Il fatto che lui, come anche il Dottor No del primo film di Bond, scateni il caos dalla sua isola privata, io lo intendo come un omaggio. Ce ne sono diversi in «No Time to Die», ma la maggior parte è sottile e non troppo evidente.

Per esempio, i ritratti degli ex capi dei servizi segreti britannici esposti nella sede dell'MI6. Non c'è solo Judi Dench, che ha interpretato «M» prima di Ralph Fiennes, ma anche Robert Brown e Bernard Lee, gli altri due attori di «M» del passato.

Ma «No Time to Die» piace anche – o particolarmente – quando si tratta delle nuove arrivate Lashana Lynch e Ana de Armas. Nel film Lynch non è solo la succeditrice di Bond, ma anche colei che visita Bond in Giamaica e lo avverte riguardo all’interferire con Felix Leitner nelle questioni di intelligence.

«Sono qui per far riemergere vecchi relitti», dice per presentarsi a Bond – non solo una battuta a spese dell’anzianotto Bond, ma anche un affettuoso omaggio alla performance di Ursula Andres in «Licenza di uccidere».

Lashana Lynch nei panni di Nomi.
Lashana Lynch nei panni di Nomi.
Fonte: Universal Pictures

Ana de Armas – nuovamente davanti alla telecamera con Craig dopo «Knives Out» – interpreta Paloma, un’agente segreta a Cuba, a metà tra l’essere brilla e incredibilmente acuta. Ricorda un po’ Bond. E sì, sono proprio queste presenze femminili in un dominio in passato prevalentemente maschile di Bond, integrate dalla sceneggiatrice di «Fleabag» Phoebe Waller-Bridge, che fanno bene al film.

Conclusione: un degno addio per Daniel Craig

Alla fine, ci ritroviamo con il 25° film canonico di Bond che sembra stia effettivamente cercando di elaborare e arrivare al cuore di ciò che è successo e stato visto nei suoi 24 predecessori. Da qui anche la lunghezza: 163 minuti.

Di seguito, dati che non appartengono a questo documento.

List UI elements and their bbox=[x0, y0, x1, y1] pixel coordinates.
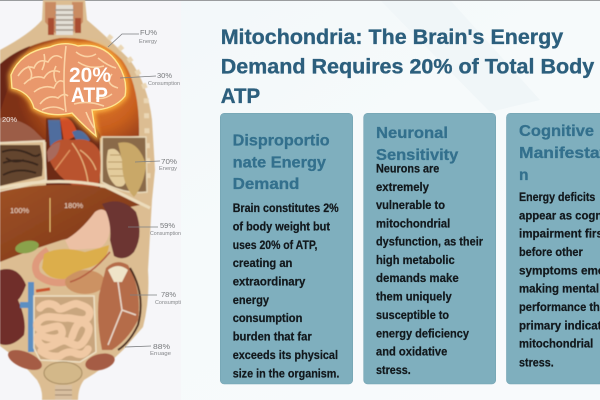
body text: disproportionate energy demand: size in the organism. bbox=[233, 368, 339, 380]
body text: neuronal sensitivity: them uniquely bbox=[376, 291, 452, 303]
callout: FU% energy bbox=[108, 30, 157, 47]
brain label: 20% ATP bbox=[69, 64, 111, 107]
blue vein bbox=[20, 282, 34, 352]
anatomy illustration panel bbox=[0, 0, 181, 400]
heading: disproportionate energy demand: nate Energy bbox=[233, 155, 326, 172]
heart bbox=[47, 117, 101, 188]
body text: neuronal sensitivity: mitochondrial bbox=[376, 218, 450, 230]
body text: disproportionate energy demand bbox=[233, 203, 339, 380]
duodenum bbox=[36, 250, 68, 283]
callout: 88% energy bbox=[125, 344, 171, 357]
panel: cognitive manifestation bbox=[506, 113, 600, 384]
callout: 30% consumption: 30% bbox=[157, 73, 172, 80]
liver labels bbox=[10, 201, 84, 215]
brain bbox=[11, 44, 126, 136]
liver labels: 100% bbox=[10, 206, 30, 215]
heading: disproportionate energy demand bbox=[233, 133, 330, 193]
anatomical torso drawing bbox=[0, 0, 155, 400]
body text: disproportionate energy demand: Brain constitutes 2% bbox=[233, 203, 339, 215]
callout: FU% energy: FU% bbox=[140, 30, 157, 37]
callout: 88% energy: 88% bbox=[153, 344, 170, 351]
body text: neuronal sensitivity: susceptible to bbox=[376, 310, 449, 322]
body text: cognitive manifestation: Energy deficits bbox=[519, 192, 595, 204]
callout: 70% energy: 70% bbox=[161, 159, 177, 166]
intestines bbox=[34, 296, 96, 362]
liver bbox=[0, 181, 150, 262]
callout: 30% consumption: Consumption bbox=[148, 81, 180, 87]
liver labels: 180% bbox=[64, 201, 84, 210]
heading: disproportionate energy demand: Disproportio bbox=[233, 133, 330, 150]
heading: neuronal sensitivity bbox=[376, 125, 458, 164]
body text: neuronal sensitivity: stress. bbox=[376, 365, 411, 377]
callout: 30% consumption bbox=[120, 73, 180, 87]
body text: cognitive manifestation: mitochondrial bbox=[519, 339, 593, 351]
pancreas bbox=[42, 245, 109, 279]
panel: neuronal sensitivity bbox=[364, 113, 496, 384]
body text: cognitive manifestation: stress. bbox=[519, 357, 554, 369]
body text: neuronal sensitivity: dysfunction, as their bbox=[376, 236, 483, 248]
stomach bbox=[65, 210, 110, 250]
title: Mitochondria: The Brain's Energy bbox=[221, 25, 563, 49]
upper right compartment organs bbox=[102, 137, 147, 197]
muscle organ bbox=[98, 262, 141, 350]
body text: neuronal sensitivity: energy deficiency bbox=[376, 328, 470, 340]
body text: neuronal sensitivity: Neurons are bbox=[376, 163, 439, 175]
title: Demand Requires 20% of Total Body bbox=[221, 54, 594, 78]
upper left organ bbox=[0, 118, 44, 144]
body text: cognitive manifestation: making mental bbox=[519, 284, 599, 296]
title bbox=[221, 25, 594, 108]
kidney bbox=[0, 269, 26, 345]
spleen bbox=[102, 201, 140, 258]
bowel tissue bbox=[65, 270, 105, 294]
callout: 78% consumption: Consumpti bbox=[155, 300, 181, 306]
heading: neuronal sensitivity: Sensitivity bbox=[376, 147, 458, 164]
pelvis bbox=[5, 346, 116, 400]
callout: 59% consumption: 59% bbox=[160, 223, 175, 230]
body text: neuronal sensitivity bbox=[376, 163, 483, 377]
title: ATP bbox=[221, 84, 260, 108]
heading: disproportionate energy demand: Demand bbox=[233, 176, 299, 193]
heading: cognitive manifestation bbox=[519, 123, 600, 184]
left organ label: 20% bbox=[2, 115, 17, 124]
heading: cognitive manifestation: n bbox=[519, 167, 528, 184]
callout: 70% energy bbox=[135, 159, 177, 172]
body text: neuronal sensitivity: vulnerable to bbox=[376, 200, 445, 212]
body text: cognitive manifestation: before other bbox=[519, 247, 583, 259]
callout: FU% energy: Energy bbox=[139, 39, 157, 45]
chest cavity bbox=[0, 38, 139, 190]
body text: disproportionate energy demand: burden that far bbox=[233, 331, 312, 343]
brain label: 20% ATP: 20% bbox=[69, 64, 111, 87]
body text: disproportionate energy demand: uses 20% of ATP, bbox=[233, 240, 317, 252]
heading: neuronal sensitivity: Neuronal bbox=[376, 125, 448, 142]
body text: disproportionate energy demand: extraordinary bbox=[233, 276, 306, 288]
gallbladder bbox=[14, 239, 40, 255]
panel: disproportionate energy demand bbox=[220, 113, 353, 384]
callout: 78% consumption: 78% bbox=[161, 292, 176, 299]
body text: neuronal sensitivity: extremely bbox=[376, 182, 430, 194]
body text: neuronal sensitivity: and oxidative bbox=[376, 347, 447, 359]
callout: 78% consumption bbox=[130, 292, 181, 306]
body text: neuronal sensitivity: demands make bbox=[376, 273, 459, 285]
body text: cognitive manifestation bbox=[519, 192, 600, 369]
body text: disproportionate energy demand: consumption bbox=[233, 313, 302, 325]
spine in neck bbox=[55, 5, 74, 35]
brain label: 20% ATP: ATP bbox=[71, 84, 108, 107]
left lung bbox=[0, 145, 43, 186]
body text: neuronal sensitivity: high metabolic bbox=[376, 255, 455, 267]
callout: 59% consumption bbox=[128, 223, 181, 237]
callout: 59% consumption: Consumption bbox=[150, 231, 181, 237]
callout: 88% energy: Enuage bbox=[150, 351, 171, 357]
body text: disproportionate energy demand: exceeds its physical bbox=[233, 350, 338, 362]
callout: 70% energy: Energy bbox=[159, 166, 177, 172]
heading: cognitive manifestation: Cognitive bbox=[519, 123, 594, 140]
body text: disproportionate energy demand: energy bbox=[233, 295, 270, 307]
body text: disproportionate energy demand: creating an bbox=[233, 258, 292, 270]
body text: disproportionate energy demand: of body weight but bbox=[233, 221, 330, 233]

Ma a «No Time to Die» servono queste due ore e mezza. La storia è complessa e non solo ha a che fare con innumerevoli luoghi, ma anche con tanti personaggi e colpi di scena. La storia è così complessa che gli eventi dei primi minuti del film sembrano come se fossero accaduti 18 mesi fa – che era il piano originale. All'epoca ancora diretto dal premio Oscar Danny Boyle, che aveva lasciato il progetto «Bond» mesi prima quando lo studio voleva imporre la sostituzione dello sceneggiatore regolare di Boyle, John Hodges, ma non il regista.

Ma comunque... Se non fosse stato per la pandemia, l'ultimo spin-off della serie sarebbe uscito al cinema già nell'aprile 2020. Una lunga attesa che fortunatamente è valsa la pena: «No Time to Die» non è solo ricco d'azione, ma un'esperienza Bond insolita e senza precedenti a livello emotivo, che ha portato l'era di Daniel Craig nei panni di Bond a una degna conclusione.


Dal 30 settembre puoi vedere «James Bond: No Time to Die» nelle sale cinematografiche.